This is the only possible correct explanation. There have been many open answers during the movie, until the flashback scene. But here we can see that Vera isn't just a neglected woman, or trapped in a life in wilderness that she can't handle.
She is simply clinically ill, she has a severe depression. Not the "depression" that makes millions of people take unnecessary pills hoping that they will magically make their life a rose garden, a "disease" invented either for growth of pharmaceutical industry's incomes, or to control people by addicting them to drugs; no, this is a real depression that really destroys lives of the patient as well as family and others related to him/her.
But, though the frequent final solution for depressive people appears to be suicide, Vera isn't able to commit it. Is it either because of fear, or religion (and her sick mind uses the religion to create her own philosophy and life standards), but she can't force herself to perform it to the end. So she makes a whole rather complicated plan - something not unusual for people who spend their days and nights (having a lot of time as often suffering from insomnia) to create and then add, fulfill, update their versions of reality - and simply uses her husband as a weapon, as an instrument of her suicide. She leads their life to the point where, whatever he might do, ends with her death.

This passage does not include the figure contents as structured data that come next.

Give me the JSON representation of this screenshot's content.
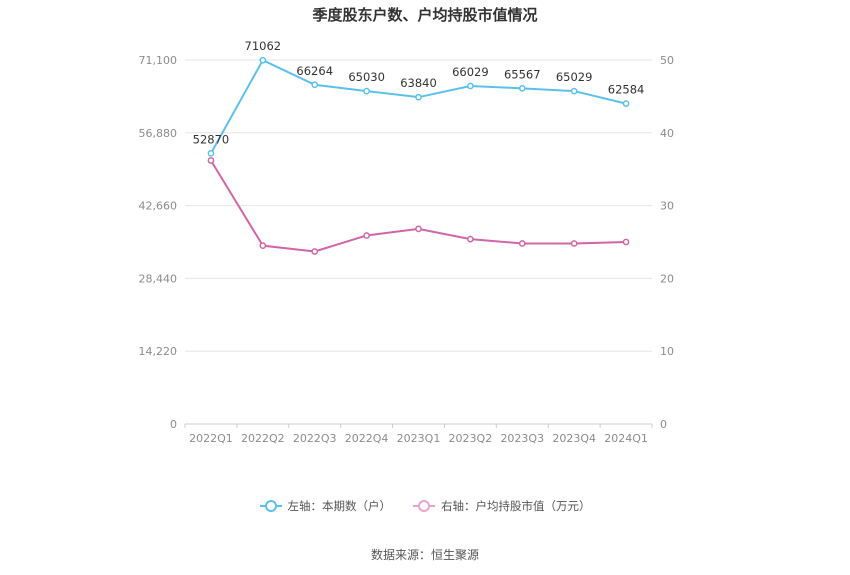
{
  "chart_data": {
    "type": "line",
    "title": "季度股东户数、户均持股市值情况",
    "categories": [
      "2022Q1",
      "2022Q2",
      "2022Q3",
      "2022Q4",
      "2023Q1",
      "2023Q2",
      "2023Q3",
      "2023Q4",
      "2024Q1"
    ],
    "y_left_ticks": [
      "0",
      "14,220",
      "28,440",
      "42,660",
      "56,880",
      "71,100"
    ],
    "y_left_range": [
      0,
      71100
    ],
    "y_right_ticks": [
      "0",
      "10",
      "20",
      "30",
      "40",
      "50"
    ],
    "y_right_range": [
      0,
      50
    ],
    "grid": true,
    "legend_position": "bottom",
    "series": [
      {
        "name": "左轴：本期数（户）",
        "axis": "left",
        "color": "#5bc0eb",
        "values": [
          52870,
          71062,
          66264,
          65030,
          63840,
          66029,
          65567,
          65029,
          62584
        ],
        "labels": [
          "52870",
          "71062",
          "66264",
          "65030",
          "63840",
          "66029",
          "65567",
          "65029",
          "62584"
        ]
      },
      {
        "name": "右轴：户均持股市值（万元）",
        "axis": "right",
        "color": "#d264a8",
        "values": [
          36.2,
          24.5,
          23.7,
          25.9,
          26.8,
          25.4,
          24.8,
          24.8,
          25.0
        ]
      }
    ]
  },
  "source": "数据来源：恒生聚源"
}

And also, everything is settled that he will have his conscience burdened: it will be his crime and punishment, even if he once realizes that he was manipulated he will never be free from the feeling that he caused the death of his wife, mother of his children, even the death of his unborn child.
Finally, some people emphasize that she hasn't been satisfied with her marriage. We could sympathize with her till that last flashback. But then we see that she has lost touch with reality, she even manipulated Robert, and we can't be sure what was the truth about her marriage. After all, Robert helped her because Alex was away from home because of his job, and Robert found him a new job so he could be more with his family. Does it fit into the picture of a classic bad, tyrant husband like Vera describes Alex to Robert? Or is this also a self-created torture of a sick mind, a consequence of the disease that Alex didn't have a chance to recognize being away from the family for the long time (something very common in post-communist societies).
I don't want to say that Alex is perfect. I would never say that a man who just for a second thinks of killing his wife is a saint, and even more, he almost forces her to do an abortion. But (not to defend him) we must have in mind that this is still a very patriarchal society - just remember the scene when Kir, Vera's preteen son, realizes that Robert has been alone with his mother. This is something that his mother was not supposed to do, and he can't keep it a secret from his father. But it is not Alex that planted this ideas in Kir, it is the society, the tradition, the mentality. Something that Vera had no chance to cope with.